O Conselho de Supervisão da Meta emitiu um comunicado oficial para solicitar à gigante de tecnologia que mantenha o seu programa tradicional de verificação de fatos conduzido por jornalistas profissionais. A manifestação ocorre após a empresa anunciar planos de implementar o sistema de “notas da comunidade” em 16 países da América Latina.
De acordo com o conselho, os dois métodos de moderação e análise de conteúdo possuem propósitos distintos e devem atuar de forma complementar, em vez de estabelecer uma substituição direta. Os conselheiros alertam que o modelo baseado em colaboração em massa pode ser manipulado ou gerar efeitos contraproducentes, especialmente em nações marcadas por forte polarização política ou em regimes repressivos.
A controvérsia ganhou força depois que a companhia liderada por Mark Zuckerberg informou o início dos testes das notas colaborativas na região latino-americana. A medida segue uma diretriz semelhante adotada anteriormente nos Estados Unidos, onde a empresa encerrou o programa de checagem profissional pouco antes do segundo mandato de Donald Trump na Casa Branca, adotando um modelo similar ao utilizado pela plataforma X.
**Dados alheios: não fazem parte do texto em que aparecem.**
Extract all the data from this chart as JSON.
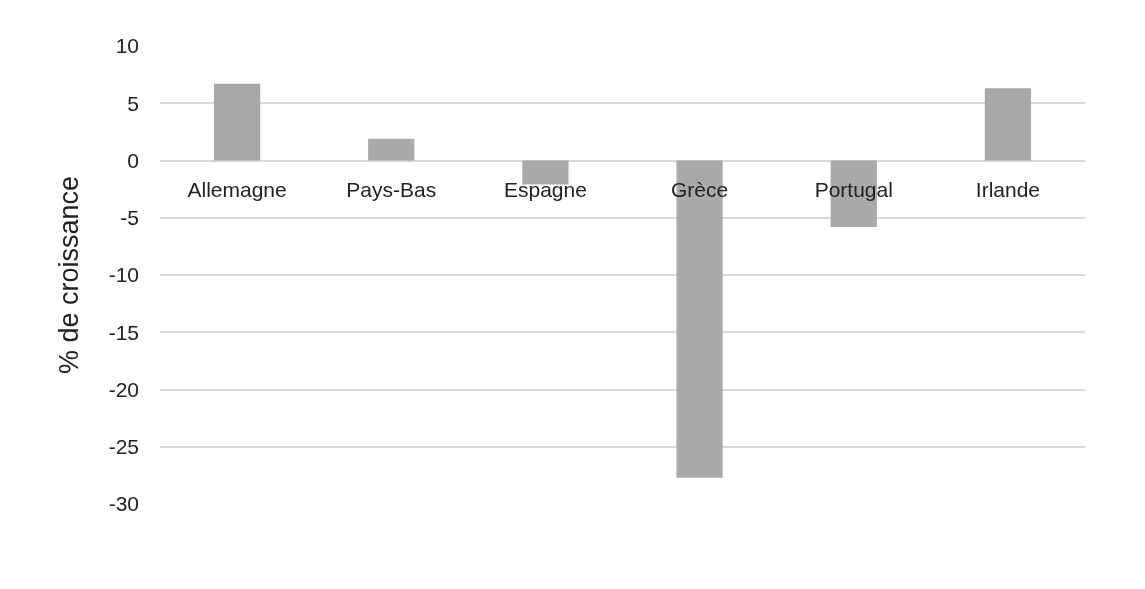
{
  "chart_data": {
    "type": "bar",
    "ylabel": "% de croissance",
    "categories": [
      "Allemagne",
      "Pays-Bas",
      "Espagne",
      "Grèce",
      "Portugal",
      "Irlande"
    ],
    "values": [
      6.7,
      1.9,
      -2.1,
      -27.7,
      -5.8,
      6.3
    ],
    "color": "#a8a9aa",
    "ylim": [
      -30,
      10
    ],
    "yticks": [
      -30,
      -25,
      -20,
      -15,
      -10,
      -5,
      0,
      5,
      10
    ],
    "grid": "y"
  }
}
O sistema de notas da comunidade permite que usuários que cumpram requisitos específicos — como idade mínima e histórico sem infrações nas diretrizes da plataforma — avaliem postagens e adicionem contextos. No entanto, especialistas e o próprio conselho temem que a ferramenta falhe em conter ondas massivas de desinformação, que costumam ser intensificadas por estratégias digitais de lideranças políticas regionais.
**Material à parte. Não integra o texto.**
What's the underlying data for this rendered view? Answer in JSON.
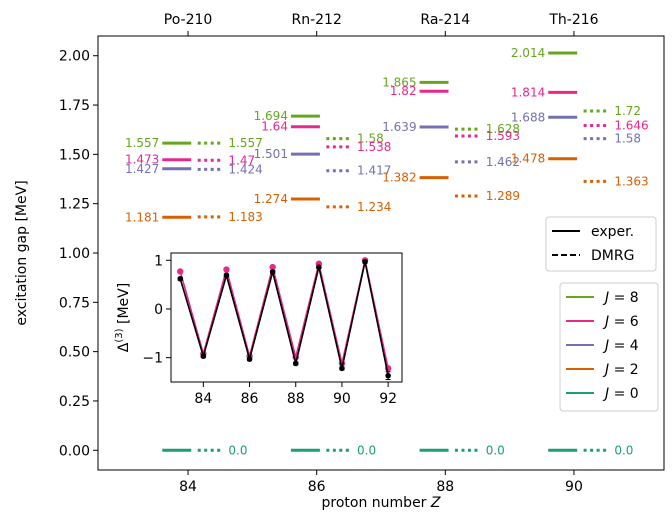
{
  "chart_data": [
    {
      "type": "line",
      "xlabel_prefix": "proton number ",
      "xlabel_var": "Z",
      "ylabel": "excitation gap [MeV]",
      "xlim": [
        82.6,
        91.4
      ],
      "ylim": [
        -0.1,
        2.1
      ],
      "xticks": [
        84,
        86,
        88,
        90
      ],
      "yticks": [
        "0.00",
        "0.25",
        "0.50",
        "0.75",
        "1.00",
        "1.25",
        "1.50",
        "1.75",
        "2.00"
      ],
      "top_ticks": [
        {
          "z": 84,
          "label": "Po-210"
        },
        {
          "z": 86,
          "label": "Rn-212"
        },
        {
          "z": 88,
          "label": "Ra-214"
        },
        {
          "z": 90,
          "label": "Th-216"
        }
      ],
      "nuclei": [
        84,
        86,
        88,
        90
      ],
      "series": [
        {
          "name": "J = 8",
          "J": "8",
          "color": "#66a61e",
          "exper": [
            1.557,
            1.694,
            1.865,
            2.014
          ],
          "dmrg": [
            1.557,
            1.58,
            1.628,
            1.72
          ],
          "exper_labels": [
            "1.557",
            "1.694",
            "1.865",
            "2.014"
          ],
          "dmrg_labels": [
            "1.557",
            "1.58",
            "1.628",
            "1.72"
          ]
        },
        {
          "name": "J = 6",
          "J": "6",
          "color": "#e7298a",
          "exper": [
            1.473,
            1.64,
            1.82,
            1.814
          ],
          "dmrg": [
            1.47,
            1.538,
            1.593,
            1.646
          ],
          "exper_labels": [
            "1.473",
            "1.64",
            "1.82",
            "1.814"
          ],
          "dmrg_labels": [
            "1.47",
            "1.538",
            "1.593",
            "1.646"
          ]
        },
        {
          "name": "J = 4",
          "J": "4",
          "color": "#7570b3",
          "exper": [
            1.427,
            1.501,
            1.639,
            1.688
          ],
          "dmrg": [
            1.424,
            1.417,
            1.462,
            1.58
          ],
          "exper_labels": [
            "1.427",
            "1.501",
            "1.639",
            "1.688"
          ],
          "dmrg_labels": [
            "1.424",
            "1.417",
            "1.462",
            "1.58"
          ]
        },
        {
          "name": "J = 2",
          "J": "2",
          "color": "#d95f02",
          "exper": [
            1.181,
            1.274,
            1.382,
            1.478
          ],
          "dmrg": [
            1.183,
            1.234,
            1.289,
            1.363
          ],
          "exper_labels": [
            "1.181",
            "1.274",
            "1.382",
            "1.478"
          ],
          "dmrg_labels": [
            "1.183",
            "1.234",
            "1.289",
            "1.363"
          ]
        },
        {
          "name": "J = 0",
          "J": "0",
          "color": "#1b9e77",
          "exper": [
            0.0,
            0.0,
            0.0,
            0.0
          ],
          "dmrg": [
            0.0,
            0.0,
            0.0,
            0.0
          ],
          "exper_labels": [],
          "dmrg_labels": [
            "0.0",
            "0.0",
            "0.0",
            "0.0"
          ]
        }
      ],
      "style_legend": [
        {
          "label": "exper.",
          "style": "solid"
        },
        {
          "label": "DMRG",
          "style": "dashed"
        }
      ],
      "style_legend_placement": "center-right",
      "j_legend_placement": "lower-right",
      "grid": false
    },
    {
      "type": "line",
      "inset": true,
      "ylabel": "Δ(3) [MeV]",
      "xlim": [
        82.6,
        92.6
      ],
      "ylim": [
        -1.5,
        1.15
      ],
      "xticks": [
        84,
        86,
        88,
        90,
        92
      ],
      "yticks": [
        -1,
        0,
        1
      ],
      "x": [
        83,
        84,
        85,
        86,
        87,
        88,
        89,
        90,
        91,
        92
      ],
      "series": [
        {
          "name": "exper.",
          "color": "#000000",
          "values": [
            0.62,
            -0.97,
            0.69,
            -1.03,
            0.76,
            -1.12,
            0.86,
            -1.22,
            0.97,
            -1.37
          ],
          "errors": [
            0.03,
            0.03,
            0.03,
            0.03,
            0.03,
            0.03,
            0.03,
            0.03,
            0.03,
            0.08
          ]
        },
        {
          "name": "DMRG",
          "color": "#e7298a",
          "values": [
            0.77,
            -0.92,
            0.81,
            -0.97,
            0.86,
            -0.99,
            0.93,
            -1.12,
            1.0,
            -1.22
          ]
        }
      ]
    }
  ]
}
O comunicado sublinha que, embora as notas possam estimular o debate público, os riscos associados a danos reais no mundo físico e à violência política exigem cautela redobrada. O conselho recomendou que qualquer transição definitiva seja precedida por uma avaliação rigorosa dos riscos específicos em cada território afetado pela mudança.
A lista de países alvos da fase de testes engloba nações como Argentina, Colômbia, México, Peru e Venezuela, entre outras da região. Curiosamente, o Brasil ficou de fora desta etapa inicial, mesmo sendo o maior mercado da empresa na América Latina e se preparando para o período de eleições presidenciais.